Odiaba a los perros desde niña, cuando uno de los doberman de mi padre me saltó encima y me tiró al suelo. El perro no me mordió sino sólo gruñó, mostrándome sus dientes puntiagudos. A gritos pedí auxilio, porque estaba demasiado aterrada para moverme. El susto fue tal que me oriné. Aún recuerdo la burla que me hicieron mis hermanos al verme; dijeron que era un bebé que necesitaba pañales.
– A mí en lo personal los perros no me agradan en absoluto -afirmó Clara-, pero el perro que tenemos en realidad no es un perro. Él es otra cosa.
Logró despertar mi interés, pero eso no disipó mis malos presentimientos.
– Si quieres refrescarte primero te acompañaré al baño, por si el perro anda merodeando por ahí -ofreció.
Acepté con una inclinación de la cabeza. Me sentía cansada e irritable; los efectos del largo camino por fin se hacían notar en mí. Quería limpiar mi cara del polvo de la carretera y desenredar mi pelo enmarañado.
Clara me condujo por otro pasillo y luego salimos a la parte de atrás de la casa. Se apreciaban dos pequeños edificios a cierta distancia de la casa principal.
– Ese es mi gimnasio -indicó, señalando uno de ellos-. También lo tienes prohibido, a menos que algún día decida invitarte a pasar.
– ¿Ahí es donde practicas las artes marciales?
– Así es -replicó Clara secamente-. El otro edificio es el baño.
– Te esperaré en la sala, donde podremos comer unos sandwiches. Pero no te molestes con arreglarte el pelo -advirtió, como si hubiera reparado en mi preocupación-. No hay espejos en esta casa. Los espejos son como los relojes: registran el paso del tiempo. Y lo importante es volverlo al revés.
Quise preguntar a qué se refería con eso de volver el tiempo al revés, pero con un ligero empujón me encaminó hacia el baño. En el interior encontré varias puertas. Puesto que Clara no había establecido condiciones acerca de los lados izquierdo y derecho de este edificio y en vista de que no sabía dónde quedaba el excusado, exploré toda la construcción. De un lado del pasillo central había seis pequeños retretes, provisto cada uno de un excusado bajo de madera para cuyo uso había que ponerse en cuclillas. Lo insólito era que no se notaba el olor distintivo de una fosa séptica ni el hedor abrumador de hoyos con cal en la tierra.
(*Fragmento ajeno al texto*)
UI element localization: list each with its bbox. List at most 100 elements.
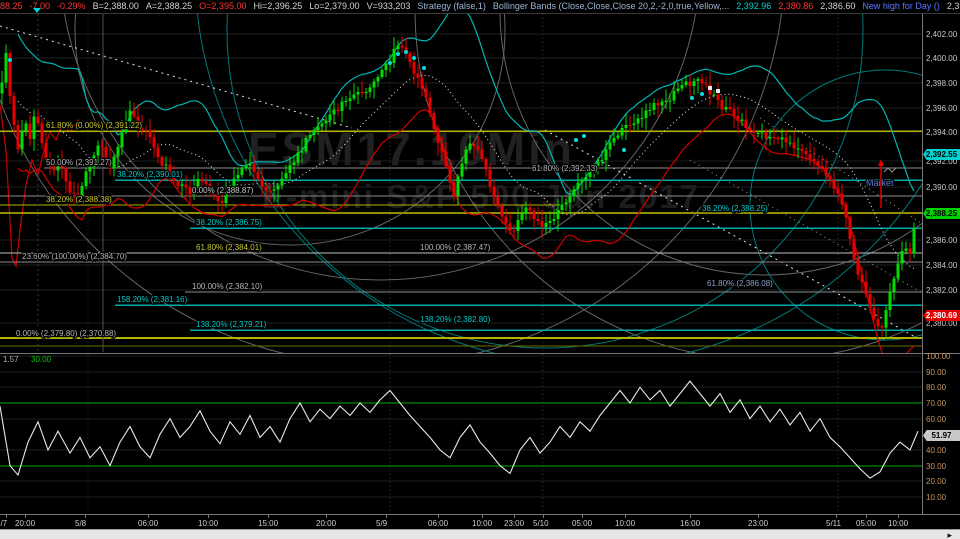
quote-segment: V=933,203 xyxy=(366,1,411,11)
time-tick-label: 05:00 xyxy=(856,519,877,528)
axis-tick-label: 60.00 xyxy=(926,415,947,424)
axis-tick-label: 100.00 xyxy=(926,352,951,361)
quote-segment: New high for Day () xyxy=(862,1,940,11)
price-tag: 51.97 xyxy=(923,430,960,441)
quote-segment: 2,392.96 xyxy=(736,1,772,11)
time-tick xyxy=(482,515,483,518)
price-tag: 2,388.25 xyxy=(923,208,960,219)
time-tick xyxy=(208,515,209,518)
time-tick-label: 10:00 xyxy=(472,519,493,528)
time-tick-label: 06:00 xyxy=(138,519,159,528)
quote-segment: A=2,388.25 xyxy=(145,1,193,11)
axis-tick-label: 2,384.00 xyxy=(926,261,958,270)
time-tick-label: 16:00 xyxy=(680,519,701,528)
scroll-right-icon[interactable]: ▸ xyxy=(947,530,952,539)
time-tick-label: 10:00 xyxy=(888,519,909,528)
time-tick xyxy=(326,515,327,518)
time-axis[interactable]: 5/7 20:00 5/8 06:00 10:00 15:00 20:00 5/9 06:00 1… xyxy=(0,515,960,529)
panel-separators xyxy=(0,14,960,515)
axis-tick-label: 2,390.00 xyxy=(926,183,958,192)
axis-tick-label: 2,398.00 xyxy=(926,79,958,88)
price-axis[interactable]: 2,402.00 2,400.00 2,398.00 2,396.00 2,394.00… xyxy=(923,14,960,515)
entry-marker-icon xyxy=(33,8,41,13)
svg-text:0.00% (2,388.87): 0.00% (2,388.87) xyxy=(192,186,254,195)
quote-segment: 2,394.75 xyxy=(946,1,960,11)
oscillator xyxy=(0,380,922,479)
oscillator-legend: 1.57 xyxy=(3,355,19,364)
time-tick xyxy=(25,515,26,518)
svg-text:38.20% (2,388.38): 38.20% (2,388.38) xyxy=(46,195,112,204)
svg-text:138.20% (2,382.80): 138.20% (2,382.80) xyxy=(420,315,491,324)
time-tick xyxy=(6,515,7,518)
quote-segment: -7.00 xyxy=(29,1,51,11)
quote-segment: Lo=2,379.00 xyxy=(309,1,360,11)
svg-text:61.80% (2,384.01): 61.80% (2,384.01) xyxy=(196,243,262,252)
time-tick xyxy=(268,515,269,518)
time-tick-label: 5/9 xyxy=(376,519,388,528)
axis-tick-label: 2,392.00 xyxy=(926,157,958,166)
svg-text:0.00% (2,379.80) (2,370.88): 0.00% (2,379.80) (2,370.88) xyxy=(16,329,116,338)
time-tick-label: 20:00 xyxy=(316,519,337,528)
axis-tick-label: 20.00 xyxy=(926,477,947,486)
svg-text:138.20% (2,379.21): 138.20% (2,379.21) xyxy=(196,320,267,329)
grid xyxy=(0,14,922,514)
axis-tick-label: 2,402.00 xyxy=(926,30,958,39)
time-tick xyxy=(514,515,515,518)
svg-text:61.80% (2,392.33): 61.80% (2,392.33) xyxy=(532,164,598,173)
quote-segment: O=2,395.00 xyxy=(199,1,247,11)
axis-tick-label: 2,394.00 xyxy=(926,128,958,137)
axis-tick-label: 2,382.00 xyxy=(926,286,958,295)
time-tick-label: 20:00 xyxy=(15,519,36,528)
time-tick xyxy=(582,515,583,518)
axis-tick-label: 30.00 xyxy=(926,462,947,471)
time-tick xyxy=(758,515,759,518)
fib-labels: 61.80% (0.00%) (2,391.22) 50.00% (2,391.2… xyxy=(15,120,897,339)
time-tick xyxy=(836,515,837,518)
price-tag: 2,392.55 xyxy=(923,149,960,160)
time-tick xyxy=(543,515,544,518)
axis-tick-label: 70.00 xyxy=(926,399,947,408)
gann-arcs xyxy=(0,14,922,353)
axis-tick-label: 2,400.00 xyxy=(926,54,958,63)
axis-tick-label: 2,396.00 xyxy=(926,104,958,113)
time-tick-label: 10:00 xyxy=(615,519,636,528)
time-tick-label: 5/7 xyxy=(0,519,8,528)
quote-segment: 2,380.86 xyxy=(778,1,814,11)
time-tick xyxy=(898,515,899,518)
time-tick-label: 10:00 xyxy=(198,519,219,528)
quote-status-bar: 88.25 -7.00 -0.29% B=2,388.00 A=2,388.25 O=2,… xyxy=(0,0,960,14)
time-tick-label: 5/11 xyxy=(826,519,841,528)
time-tick-label: 06:00 xyxy=(428,519,449,528)
axis-tick-label: 2,380.00 xyxy=(926,319,958,328)
quote-segment: 2,386.60 xyxy=(820,1,856,11)
quote-segment: B=2,388.00 xyxy=(92,1,139,11)
time-tick-label: 23:00 xyxy=(504,519,525,528)
quote-segment: -0.29% xyxy=(57,1,86,11)
svg-text:100.00% (2,387.47): 100.00% (2,387.47) xyxy=(420,243,491,252)
time-tick xyxy=(386,515,387,518)
svg-text:38.20% (2,386.75): 38.20% (2,386.75) xyxy=(196,218,262,227)
svg-text:158.20% (2,381.16): 158.20% (2,381.16) xyxy=(117,295,188,304)
svg-text:100.00% (2,382.10): 100.00% (2,382.10) xyxy=(192,282,263,291)
svg-text:23.60% (100.00%) (2,384.70): 23.60% (100.00%) (2,384.70) xyxy=(22,252,127,261)
time-tick xyxy=(85,515,86,518)
time-tick-label: 5/8 xyxy=(75,519,87,528)
time-tick xyxy=(625,515,626,518)
price-tag: 2,380.69 xyxy=(923,310,960,321)
market-position-label: Market xyxy=(866,178,894,188)
time-tick-label: 5/10 xyxy=(533,519,549,528)
svg-text:50.00% (2,391.27): 50.00% (2,391.27) xyxy=(46,158,112,167)
time-tick-label: 23:00 xyxy=(748,519,769,528)
quote-segment: 88.25 xyxy=(0,1,23,11)
horizontal-scrollbar[interactable]: ▸ xyxy=(0,529,960,539)
axis-tick-label: 90.00 xyxy=(926,368,947,377)
oscillator-legend: 30.00 xyxy=(31,355,52,364)
svg-text:38.20% (2,390.01): 38.20% (2,390.01) xyxy=(117,170,183,179)
time-tick xyxy=(148,515,149,518)
time-tick xyxy=(866,515,867,518)
time-tick xyxy=(690,515,691,518)
svg-text:61.80% (2,386.08): 61.80% (2,386.08) xyxy=(707,279,773,288)
time-tick-label: 05:00 xyxy=(572,519,593,528)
Escuchaba correr el agua por debajo de los excusados de madera, pero no alcancé a distinguir cómo ni de dónde se encauzaba hasta ahí.
Del otro lado del pasillo había tres habitaciones idénticas recubiertas de magníficos azulejos. Cada una contenía una tina de baño antigua con patas y un largo baúl sobre el cual descansaba un juego de porcelana consistente en una jarra llena de agua y la palangana correspondiente. No había espejos ni instalaciones de acero inoxidable en las que hubiera podido reflejar mi imagen. De hecho, no había nada de plomería.
Vertí agua en una de las palanganas, me salpiqué la cara y luego me pasé los dedos mojados por el pelo enredado. En lugar de usar una de las toallas turcas blancas y suaves, por miedo a ensuciarla, me sequé las manos con los pañuelos desechables que encontré en una caja sobre el baúl. Respiré hondo varias veces y me froté el cuello tenso antes de salir a buscar otra vez a Clara.
La encontré en la sala, acomodando flores en un florero chino blanco y azul. Las revistas que habían estado abiertas ahora se encontraban apiladas cuidadosamente; junto a ellas había un plato con comida. Sonrió al verme.